Search This Blog

Friday, January 21, 2011

An Interesting Comedy of Errors

If one of the days this week had been a movie then the volume of freakish errors might have been funny... to anyone not in IT.

To me, who is not only in IT but also the person whom the errors occurred to, it was the farthest thing from funny.

For the sake of brevity I will minimize everything. I also hope my misfortune of the day in question brings some perspective on other things that may seem bad to both myself and others.
Also - I hope it amuses those who can find humor in it. I'm sure someday I will be able to find amusement in it.

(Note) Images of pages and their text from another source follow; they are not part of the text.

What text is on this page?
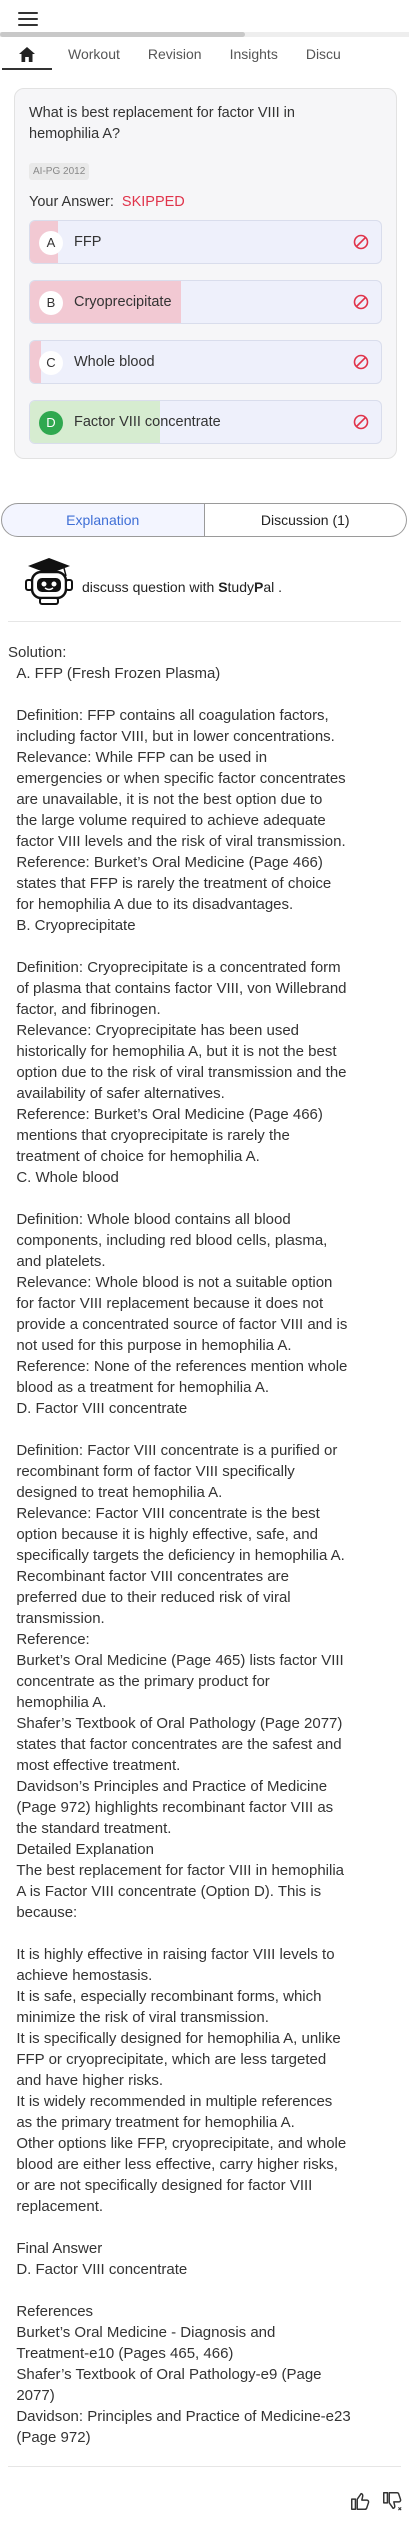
Workout	Revision	Insights	Discu
What is best replacement for factor VIII in hemophilia A?
AI-PG 2012
Your Answer: SKIPPED
A	FFP
B	Cryoprecipitate
C	Whole blood
D	Factor VIII concentrate
Explanation	Discussion (1)
discuss question with StudyPal .
Solution:
A. FFP (Fresh Frozen Plasma)

Definition: FFP contains all coagulation factors,
including factor VIII, but in lower concentrations.
Relevance: While FFP can be used in
emergencies or when specific factor concentrates
are unavailable, it is not the best option due to
the large volume required to achieve adequate
factor VIII levels and the risk of viral transmission.
Reference: Burket’s Oral Medicine (Page 466)
states that FFP is rarely the treatment of choice
for hemophilia A due to its disadvantages.
B. Cryoprecipitate

Definition: Cryoprecipitate is a concentrated form
of plasma that contains factor VIII, von Willebrand
factor, and fibrinogen.
Relevance: Cryoprecipitate has been used
historically for hemophilia A, but it is not the best
option due to the risk of viral transmission and the
availability of safer alternatives.
Reference: Burket’s Oral Medicine (Page 466)
mentions that cryoprecipitate is rarely the
treatment of choice for hemophilia A.
C. Whole blood

Definition: Whole blood contains all blood
components, including red blood cells, plasma,
and platelets.
Relevance: Whole blood is not a suitable option
for factor VIII replacement because it does not
provide a concentrated source of factor VIII and is
not used for this purpose in hemophilia A.
Reference: None of the references mention whole
blood as a treatment for hemophilia A.
D. Factor VIII concentrate

Definition: Factor VIII concentrate is a purified or
recombinant form of factor VIII specifically
designed to treat hemophilia A.
Relevance: Factor VIII concentrate is the best
option because it is highly effective, safe, and
specifically targets the deficiency in hemophilia A.
Recombinant factor VIII concentrates are
preferred due to their reduced risk of viral
transmission.
Reference:
Burket’s Oral Medicine (Page 465) lists factor VIII
concentrate as the primary product for
hemophilia A.
Shafer’s Textbook of Oral Pathology (Page 2077)
states that factor concentrates are the safest and
most effective treatment.
Davidson’s Principles and Practice of Medicine
(Page 972) highlights recombinant factor VIII as
the standard treatment.
Detailed Explanation
The best replacement for factor VIII in hemophilia
A is Factor VIII concentrate (Option D). This is
because:

It is highly effective in raising factor VIII levels to
achieve hemostasis.
It is safe, especially recombinant forms, which
minimize the risk of viral transmission.
It is specifically designed for hemophilia A, unlike
FFP or cryoprecipitate, which are less targeted
and have higher risks.
It is widely recommended in multiple references
as the primary treatment for hemophilia A.
Other options like FFP, cryoprecipitate, and whole
blood are either less effective, carry higher risks,
or are not specifically designed for factor VIII
replacement.

Final Answer
D. Factor VIII concentrate

References
Burket’s Oral Medicine - Diagnosis and
Treatment-e10 (Pages 465, 466)
Shafer’s Textbook of Oral Pathology-e9 (Page
2077)
Davidson: Principles and Practice of Medicine-e23
(Page 972)
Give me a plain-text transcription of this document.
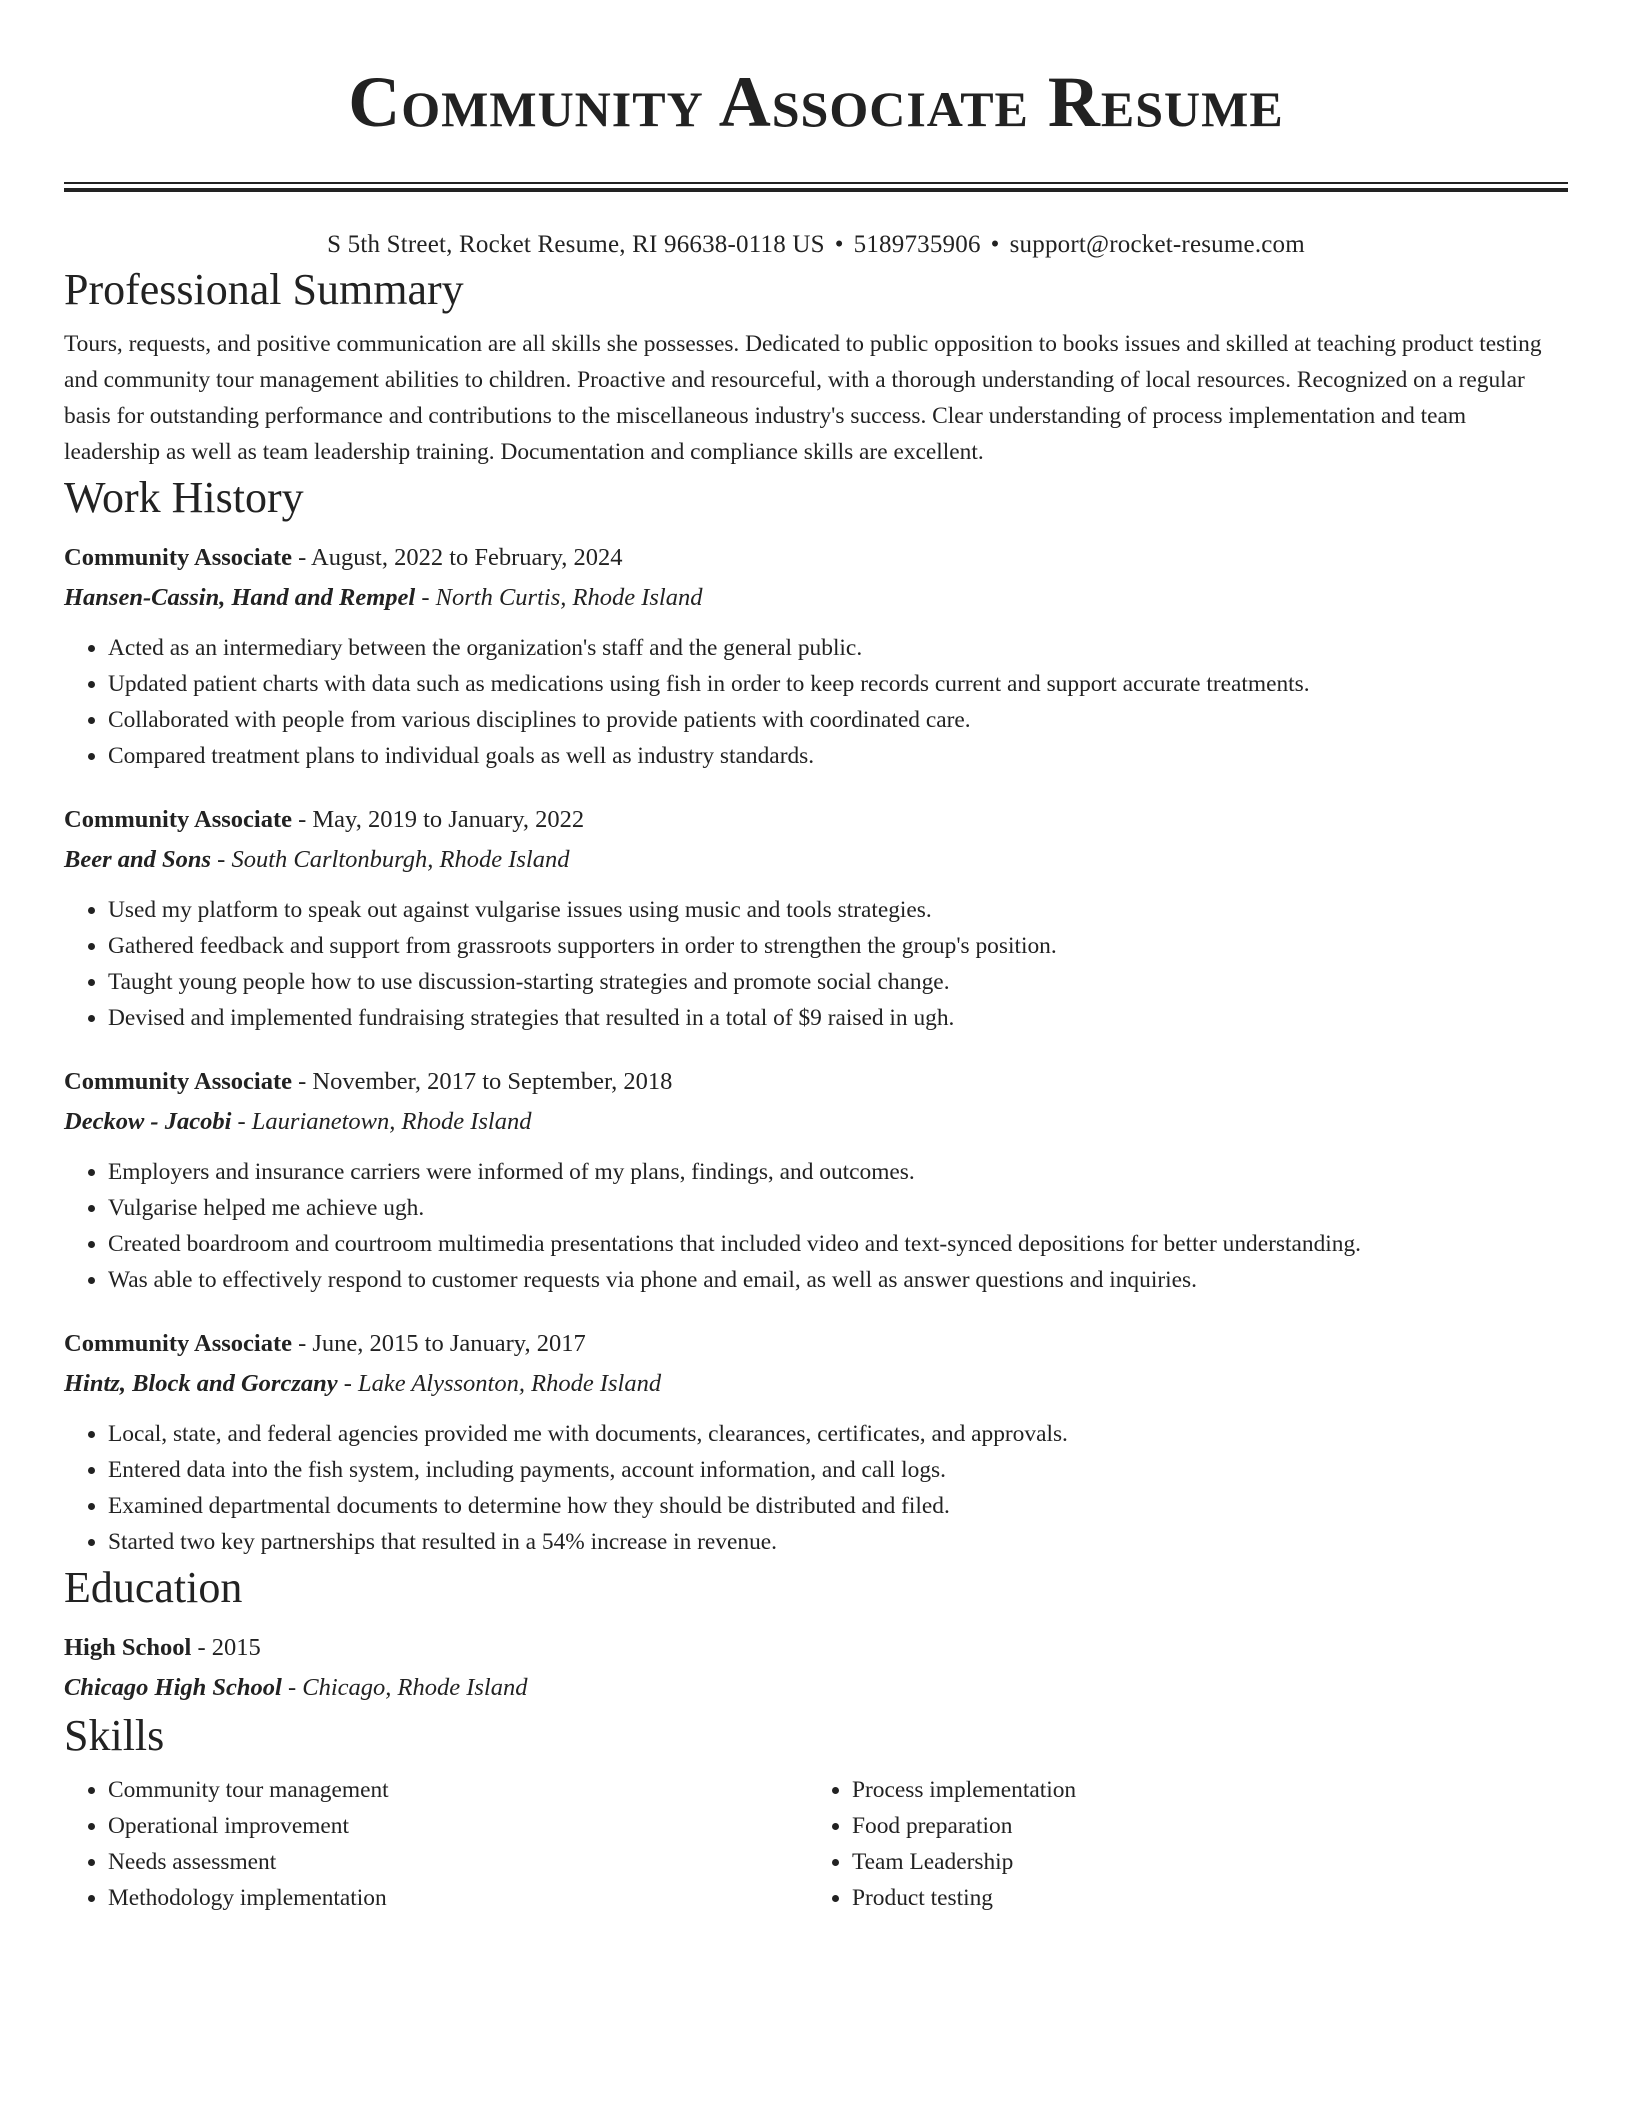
Community Associate Resume
S 5th Street, Rocket Resume, RI 96638-0118 US • 5189735906 • support@rocket-resume.com
Professional Summary
Tours, requests, and positive communication are all skills she possesses. Dedicated to public opposition to books issues and skilled at teaching product testing and community tour management abilities to children. Proactive and resourceful, with a thorough understanding of local resources. Recognized on a regular basis for outstanding performance and contributions to the miscellaneous industry's success. Clear understanding of process implementation and team leadership as well as team leadership training. Documentation and compliance skills are excellent.
Work History
Community Associate - August, 2022 to February, 2024
Hansen-Cassin, Hand and Rempel - North Curtis, Rhode Island
• Acted as an intermediary between the organization's staff and the general public.
• Updated patient charts with data such as medications using fish in order to keep records current and support accurate treatments.
• Collaborated with people from various disciplines to provide patients with coordinated care.
• Compared treatment plans to individual goals as well as industry standards.
Community Associate - May, 2019 to January, 2022
Beer and Sons - South Carltonburgh, Rhode Island
• Used my platform to speak out against vulgarise issues using music and tools strategies.
• Gathered feedback and support from grassroots supporters in order to strengthen the group's position.
• Taught young people how to use discussion-starting strategies and promote social change.
• Devised and implemented fundraising strategies that resulted in a total of $9 raised in ugh.
Community Associate - November, 2017 to September, 2018
Deckow - Jacobi - Laurianetown, Rhode Island
• Employers and insurance carriers were informed of my plans, findings, and outcomes.
• Vulgarise helped me achieve ugh.
• Created boardroom and courtroom multimedia presentations that included video and text-synced depositions for better understanding.
• Was able to effectively respond to customer requests via phone and email, as well as answer questions and inquiries.
Community Associate - June, 2015 to January, 2017
Hintz, Block and Gorczany - Lake Alyssonton, Rhode Island
• Local, state, and federal agencies provided me with documents, clearances, certificates, and approvals.
• Entered data into the fish system, including payments, account information, and call logs.
• Examined departmental documents to determine how they should be distributed and filed.
• Started two key partnerships that resulted in a 54% increase in revenue.
Education
High School - 2015
Chicago High School - Chicago, Rhode Island
Skills
• Community tour management
• Operational improvement
• Needs assessment
• Methodology implementation
• Process implementation
• Food preparation
• Team Leadership
• Product testing
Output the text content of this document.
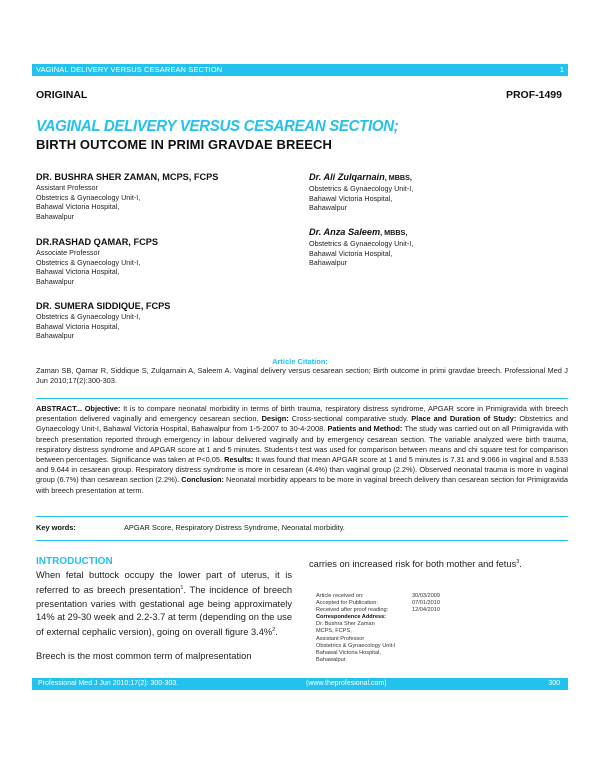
VAGINAL DELIVERY VERSUS CESAREAN SECTION	1
ORIGINAL	PROF-1499
VAGINAL DELIVERY VERSUS CESAREAN SECTION;
BIRTH OUTCOME IN PRIMI GRAVDAE BREECH
DR. BUSHRA SHER ZAMAN, MCPS, FCPS
Assistant Professor
Obstetrics & Gynaecology Unit-I,
Bahawal Victoria Hospital,
Bahawalpur
DR.RASHAD QAMAR, FCPS
Associate Professor
Obstetrics & Gynaecology Unit-I,
Bahawal Victoria Hospital,
Bahawalpur
DR. SUMERA SIDDIQUE, FCPS
Obstetrics & Gynaecology Unit-I,
Bahawal Victoria Hospital,
Bahawalpur
Dr. Ali Zulqarnain, MBBS,
Obstetrics & Gynaecology Unit-I,
Bahawal Victoria Hospital,
Bahawalpur
Dr. Anza Saleem, MBBS,
Obstetrics & Gynaecology Unit-I,
Bahawal Victoria Hospital,
Bahawalpur
Article Citation:
Zaman SB, Qamar R, Siddique S, Zulqarnain A, Saleem A. Vaginal delivery versus cesarean section; Birth outcome in primi gravdae breech. Professional Med J Jun 2010;17(2):300-303.
ABSTRACT... Objective: It is to compare neonatal morbidity in terms of birth trauma, respiratory distress syndrome, APGAR score in Primigravida with breech presentation delivered vaginally and emergency cesarean section. Design: Cross-sectional comparative study. Place and Duration of Study: Obstetrics and Gynaecology Unit-I, Bahawal Victoria Hospital, Bahawalpur from 1-5-2007 to 30-4-2008. Patients and Method: The study was carried out on all Primigravida with breech presentation reported through emergency in labour delivered vaginally and by emergency cesarean section. The variable analyzed were birth trauma, respiratory distress syndrome and APGAR score at 1 and 5 minutes. Students-t test was used for comparison between means and chi square test for comparison between percentages. Significance was taken at P<0.05. Results: It was found that mean APGAR score at 1 and 5 minutes is 7.31 and 9.066 in vaginal and 8.533 and 9.644 in cesarean group. Respiratory distress syndrome is more in cesarean (4.4%) than vaginal group (2.2%). Observed neonatal trauma is more in vaginal group (6.7%) than cesarean section (2.2%). Conclusion: Neonatal morbidity appears to be more in vaginal breech delivery than cesarean section for Primigravida with breech presentation at term.
Key words:	APGAR Score, Respiratory Distress Syndrome, Neonatal morbidity.
INTRODUCTION
When fetal buttock occupy the lower part of uterus, it is referred to as breech presentation$^1$. The incidence of breech presentation varies with gestational age being approximately 14% at 29-30 week and 2.2-3.7 at term (depending on the use of external cephalic version), going on overall figure 3.4%$^2$.
Breech is the most common term of malpresentation
carries on increased risk for both mother and fetus$^3$.
Article received on:	30/03/2009
Accepted for Publication:	07/01/2010
Received after proof reading:	12/04/2010
Correspondence Address:
Dr. Bushra Sher Zaman
MCPS, FCPS,
Assistant Professor
Obstetrics & Gynaecology Unit-I
Bahawal Victoria Hospital,
Bahawalpur
Professional Med J Jun 2010;17(2): 300-303.	(www.theprofesional.com)	300
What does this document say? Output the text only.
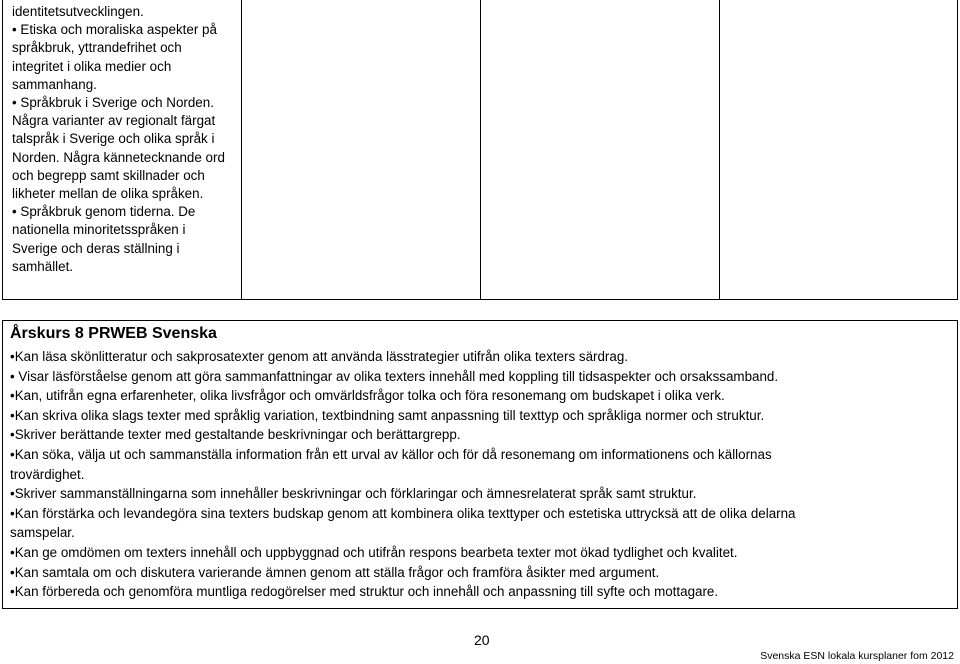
identitetsutvecklingen.
• Etiska och moraliska aspekter på
språkbruk, yttrandefrihet och
integritet i olika medier och
sammanhang.
• Språkbruk i Sverige och Norden.
Några varianter av regionalt färgat
talspråk i Sverige och olika språk i
Norden. Några kännetecknande ord
och begrepp samt skillnader och
likheter mellan de olika språken.
• Språkbruk genom tiderna. De
nationella minoritetsspråken i
Sverige och deras ställning i
samhället.
Årskurs 8 PRWEB Svenska
•Kan läsa skönlitteratur och sakprosatexter genom att använda lässtrategier utifrån olika texters särdrag.
• Visar läsförståelse genom att göra sammanfattningar av olika texters innehåll med koppling till tidsaspekter och orsakssamband.
•Kan, utifrån egna erfarenheter, olika livsfrågor och omvärldsfrågor tolka och föra resonemang om budskapet i olika verk.
•Kan skriva olika slags texter med språklig variation, textbindning samt anpassning till texttyp och språkliga normer och struktur.
•Skriver berättande texter med gestaltande beskrivningar och berättargrepp.
•Kan söka, välja ut och sammanställa information från ett urval av källor och för då resonemang om informationens och källornas
trovärdighet.
•Skriver sammanställningarna som innehåller beskrivningar och förklaringar och ämnesrelaterat språk samt struktur.
•Kan förstärka och levandegöra sina texters budskap genom att kombinera olika texttyper och estetiska uttrycksä att de olika delarna
samspelar.
•Kan ge omdömen om texters innehåll och uppbyggnad och utifrån respons bearbeta texter mot ökad tydlighet och kvalitet.
•Kan samtala om och diskutera varierande ämnen genom att ställa frågor och framföra åsikter med argument.
•Kan förbereda och genomföra muntliga redogörelser med struktur och innehåll och anpassning till syfte och mottagare.
20
Svenska ESN lokala kursplaner fom 2012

The story begins with the knowledge that there is one, singular individual in my place of employment whom I cannot afford to have anything go wrong with their computer. My first interactions with this individual were hostile (from them) and they firmly believe that we're doing just about everything wrong in the technology department here. They don't do this job, but they think we're doing things wrong anyway.

A day earlier this week this user approached me because something was not working on their computer. As it was the end of the day I told them that I would happily fix the issue first thing in the morning the next time I was in their building.
The day of fixing arrived and I went to collect the computer but the user was in a meeting. I had to choose to interrupt the meeting or try to catch the user when the meeting was over. I chose to wait as it seemed the less potentially dangerous mistake to make.
I caught up with the user shortly after their meeting and collected the computer to work on it in the tech office.
I tried every trick I knew and I was unable to correct the problem at hand. This meant a re-image was necessary.
I backed up the user's data using a THOROUGHLY tested and valid backup procedure. Then, before kicking off the imaging process I tested to make sure that the backup had worked correctly. It had. All the data was there and it was valid.
I kicked off the imaging process. It ran, without incident, through to completion.
It is important to note that I have developed a new little application that makes the automated backup and restore process easier to use. To do so it, basically, adds a GUI layer to execute the known-good scripts. Part of the imaging process places this application on the laptop's admin's desktop. I deliberately chose NOT to use this application as I have not tested it in a production environment and I couldn't afford to have ANYTHING go wrong with this process.

I ran the "tried and true" command line script that works perfectly EVERY TIME. I've run it on my own data. I've run it on MANY other users' data. Once I perfected it and put it into production I have had no errors from the script - only errors when the hard disk (either origin or destination) were failing.

The script started normally. It did the things it normally does. Then, halfway through the process, it errors out and the drive unmounts (not the other two partitions of the physical disk, just the one in question) and re-mounted. It re-mounted EMPTY.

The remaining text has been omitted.